SINGAPORE is embarking on an ambitious project to develop a technology road map that can help it deal with its rubbish, all the way till 2050.
The National Environment Agency (NEA) recently called for proposals to review how the country collects, sorts, separates, recycles and treats its waste.
The consultancy firm that is selected must also look to other countries to see how those processes can be improved.
The study is expected to produce "a clear and realistic 2030 vision and an ambitious 2050 vision of a sustainable waste management system, given Singapore's constraints and challenges", said the NEA in tender documents.
The NEA received submissions from eight firms by its July 18 deadline and is reviewing them.
The project is expected to start by September and last eight months.
A comprehensive plan will be critical in dealing with Singapore's ballooning waste matter.

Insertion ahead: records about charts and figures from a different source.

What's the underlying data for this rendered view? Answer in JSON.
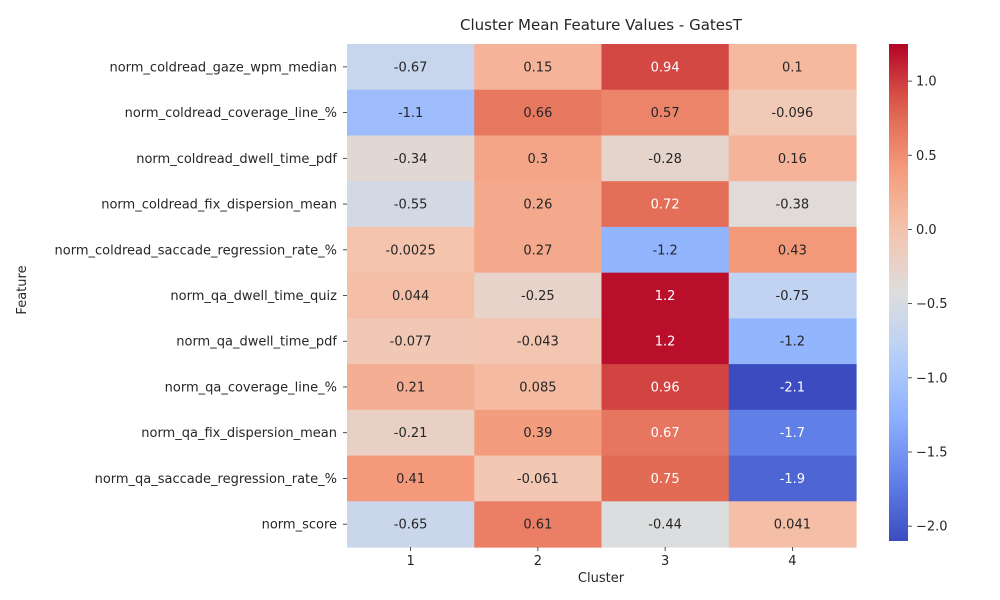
{
  "chart_data": {
    "type": "heatmap",
    "title": "Cluster Mean Feature Values - GatesT",
    "xlabel": "Cluster",
    "ylabel": "Feature",
    "x_categories": [
      "1",
      "2",
      "3",
      "4"
    ],
    "y_categories": [
      "norm_coldread_gaze_wpm_median",
      "norm_coldread_coverage_line_%",
      "norm_coldread_dwell_time_pdf",
      "norm_coldread_fix_dispersion_mean",
      "norm_coldread_saccade_regression_rate_%",
      "norm_qa_dwell_time_quiz",
      "norm_qa_dwell_time_pdf",
      "norm_qa_coverage_line_%",
      "norm_qa_fix_dispersion_mean",
      "norm_qa_saccade_regression_rate_%",
      "norm_score"
    ],
    "values": [
      [
        -0.67,
        0.15,
        0.94,
        0.1
      ],
      [
        -1.1,
        0.66,
        0.57,
        -0.096
      ],
      [
        -0.34,
        0.3,
        -0.28,
        0.16
      ],
      [
        -0.55,
        0.26,
        0.72,
        -0.38
      ],
      [
        -0.0025,
        0.27,
        -1.2,
        0.43
      ],
      [
        0.044,
        -0.25,
        1.2,
        -0.75
      ],
      [
        -0.077,
        -0.043,
        1.2,
        -1.2
      ],
      [
        0.21,
        0.085,
        0.96,
        -2.1
      ],
      [
        -0.21,
        0.39,
        0.67,
        -1.7
      ],
      [
        0.41,
        -0.061,
        0.75,
        -1.9
      ],
      [
        -0.65,
        0.61,
        -0.44,
        0.041
      ]
    ],
    "labels": [
      [
        "-0.67",
        "0.15",
        "0.94",
        "0.1"
      ],
      [
        "-1.1",
        "0.66",
        "0.57",
        "-0.096"
      ],
      [
        "-0.34",
        "0.3",
        "-0.28",
        "0.16"
      ],
      [
        "-0.55",
        "0.26",
        "0.72",
        "-0.38"
      ],
      [
        "-0.0025",
        "0.27",
        "-1.2",
        "0.43"
      ],
      [
        "0.044",
        "-0.25",
        "1.2",
        "-0.75"
      ],
      [
        "-0.077",
        "-0.043",
        "1.2",
        "-1.2"
      ],
      [
        "0.21",
        "0.085",
        "0.96",
        "-2.1"
      ],
      [
        "-0.21",
        "0.39",
        "0.67",
        "-1.7"
      ],
      [
        "0.41",
        "-0.061",
        "0.75",
        "-1.9"
      ],
      [
        "-0.65",
        "0.61",
        "-0.44",
        "0.041"
      ]
    ],
    "colormap": "coolwarm",
    "color_range": [
      -2.1,
      1.25
    ],
    "colorbar_ticks": [
      -2.0,
      -1.5,
      -1.0,
      -0.5,
      0.0,
      0.5,
      1.0
    ],
    "colorbar_tick_labels": [
      "−2.0",
      "−1.5",
      "−1.0",
      "−0.5",
      "0.0",
      "0.5",
      "1.0"
    ],
    "grid": false,
    "legend": "colorbar-right"
  }
}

With the population and economy growing, the country is expected to produce 12.3 million tonnes of rubbish in 2030, up 57 per cent from last year.
The agency noted several areas which can be improved, including in the sorting of waste.
"Most of the local materials recovery facilities are small-scale operations where sorting processes are performed manually," it said in the document, adding that this is both expensive and time-consuming.
It wants the consultant to look for and assess state-of-the-art technologies, including auto-sorting machines, that can dramatically boost the plants' manpower productivity.
There should also be recommendations to help people separate their dry and wet waste more easily, to meet the 2030 target that 70 per cent of all rubbish should be recycled.
The NEA noted that most of the current waste collection equipment and facilities, such as the single steam chute system in most high-rise flats, do not allow different types of waste to be stored and collected separately.
Ms Melissa Tan, chairman of the Waste Management and Recycling Association of Singapore, said its members had been consulted on the targets.
She added that the targets can be met if the Government is prepared to help by investing in technology.
"There are very mature waste sorting and separating technologies in Europe," she said.
"It would be easy to transfer the technology and knowledge to Singapore, but the machines are very costly. Firms here may not have the deep pockets to get them."
One way to solve this, she suggested, would be for the Government to invest in an advanced, centralised sorting facility and charge firms to use it.
"Singapore's waste management has already improved a lot since the 1970s and 1980s and, with technology, it can improve further," she added.